We have then used this data to calculate the mean contribution of each identifiable load to peak demand (time period 17:00-21:00) across the sample for winter in 2015. This is shown in Figure \@ref(fig:wattageContributionPeak1Plot1) and Figure \@ref(fig:wattageContributionPeak1PlotPercent1) (as percentage contribution). On this measure, of the identifiable loads, Heat Pumps contributed the most to peak demand, followed by Hot Water, Lighting, and Oven. However overall 'Other' loads contributed the most at ~r round(ContriW1DT[eecaCircuit == "Other"]$percentage)% suggesting further research is needed to disaggregate this demand where possible (see Table \@ref(tab:categoriseCircuitsTable)) for circuits contributing to 'Other'.

Maximum load per season (W)

In this section we extract the half-hour which had the maximum total load during the evening period (17:00-21:00) for each household in season.

powerDT[, year := lubridate::year(r_dateTime_nz)] # so we can do per-year analysis

selectDT <- powerDT[circuit == 'imputedTotalDemand_circuitsToSum_v1.1' & 
                   obsHalfHour >= hms::as.hms("17:00:00") & 
                     obsHalfHour <= hms::as.hms("21:00:00"), .SD[which.max(meanPowerW)], # finds only the rows which are the max of the mean total load (XX should we be using the maxPowerW?? XX)
                   by = .(linkID, season, year)] # max value within household, season, year

# This is the time of maximum peak demand for each household

#kableExtra::kable(head(selectDT), caption = "Extracted peak load half-hours - first 6 rows")  %>% # test result
#  kable_styling()

# dataBucketDT <- data.table::data.table()
selectDT <- selectDT[,.(r_dateTime_nz, linkID)]
setkey(selectDT, r_dateTime_nz, linkID)
setkey(powerDT, r_dateTime_nz, linkID)
dataBucketDT <- powerDT[selectDT] # way quicker - selects the ones that match
#   
# for(n in 1:nrow(selectDT)){
#   # extract the rows which match the dateTime
#   row <- selectDT[n]
#   dt <- powerDT[linkID == row$linkID & # matches household
#                   r_dateTime_nz == row$r_dateTime_nz, # matches dateTime
#                 .(linkID, year, season, r_dateTime_nz, circuit, nObs, meanPowerW, minPowerW, maxPowerW, eecaCircuit, circuitLabel)] # selects just the basic columns we need
#   dataBucketDT <- rbind(dataBucketDT, dt)
# }



# extract _just_ the circuits which are (or contain):
# - total load
# - heat pumps
# - hot water
# - oven
# - lighting

Table \@ref(tab:winterPeaktestTable) shows the winter maximum load half-hours for each dwelling and year during the winter peak period as defined above. In this data extract, NaN indicates that no circuit data was obtained for this dwelling in this specific time period. We also calculate the proportionate contribution of each identifiable load to the total load. The complete data table across all houses is saved as “Extracted seasonal peak load half-hour circuits.csv” and is supplied with the report.
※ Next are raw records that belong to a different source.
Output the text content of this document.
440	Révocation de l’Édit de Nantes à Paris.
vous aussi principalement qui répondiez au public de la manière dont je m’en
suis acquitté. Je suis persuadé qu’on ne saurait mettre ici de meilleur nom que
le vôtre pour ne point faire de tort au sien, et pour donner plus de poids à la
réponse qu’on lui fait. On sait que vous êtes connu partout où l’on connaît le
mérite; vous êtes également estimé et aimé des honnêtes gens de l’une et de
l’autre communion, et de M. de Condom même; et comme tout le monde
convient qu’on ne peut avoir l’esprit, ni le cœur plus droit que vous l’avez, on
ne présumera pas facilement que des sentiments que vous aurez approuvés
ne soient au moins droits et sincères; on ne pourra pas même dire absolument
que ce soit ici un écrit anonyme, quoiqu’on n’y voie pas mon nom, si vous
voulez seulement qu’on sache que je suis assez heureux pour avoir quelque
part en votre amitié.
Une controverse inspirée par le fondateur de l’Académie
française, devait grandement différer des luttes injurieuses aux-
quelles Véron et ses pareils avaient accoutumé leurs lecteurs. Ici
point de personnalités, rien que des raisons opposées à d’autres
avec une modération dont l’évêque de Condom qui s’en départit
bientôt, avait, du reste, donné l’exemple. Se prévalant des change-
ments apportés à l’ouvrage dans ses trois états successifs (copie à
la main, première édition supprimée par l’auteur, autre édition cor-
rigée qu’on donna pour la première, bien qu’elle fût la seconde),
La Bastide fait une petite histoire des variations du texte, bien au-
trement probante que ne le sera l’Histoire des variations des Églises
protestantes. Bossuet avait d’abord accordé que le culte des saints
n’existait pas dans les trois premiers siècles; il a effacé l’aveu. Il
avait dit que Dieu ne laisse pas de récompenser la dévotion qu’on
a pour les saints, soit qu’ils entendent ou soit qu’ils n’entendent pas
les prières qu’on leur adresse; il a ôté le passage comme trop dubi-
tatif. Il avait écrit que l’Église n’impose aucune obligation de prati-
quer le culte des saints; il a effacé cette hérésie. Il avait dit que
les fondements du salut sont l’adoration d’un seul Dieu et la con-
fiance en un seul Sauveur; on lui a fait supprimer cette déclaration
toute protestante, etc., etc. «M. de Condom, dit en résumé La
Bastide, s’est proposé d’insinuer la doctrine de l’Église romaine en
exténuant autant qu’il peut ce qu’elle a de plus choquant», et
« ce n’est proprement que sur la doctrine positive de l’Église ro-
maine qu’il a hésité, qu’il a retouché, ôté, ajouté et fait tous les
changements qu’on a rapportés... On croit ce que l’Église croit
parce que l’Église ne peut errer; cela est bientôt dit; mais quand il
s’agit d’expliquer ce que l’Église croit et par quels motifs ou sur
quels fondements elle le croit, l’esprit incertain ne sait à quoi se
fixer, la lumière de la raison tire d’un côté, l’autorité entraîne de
# we do not imput 0 for NaN/NA cells as this would mean we have measured
# 0 when we have not. We just don't know the value as there was
# no circuit of this type. If we include 0 we reduce the mean/% yet
# the true heating could have been in 'Other'

resAllSeasonsDT <- dcast(dataBucketDT,
           linkID + year + season + r_dateTime_nz ~ eecaCircuit, 
           fun = mean, # won't do anything as we should just have 1 value?
           fill = NA, # so we don't get NaN 
           value.var = "meanPowerW") # take 1 household and turn data round

# Now just calculate the % using the identified circuits?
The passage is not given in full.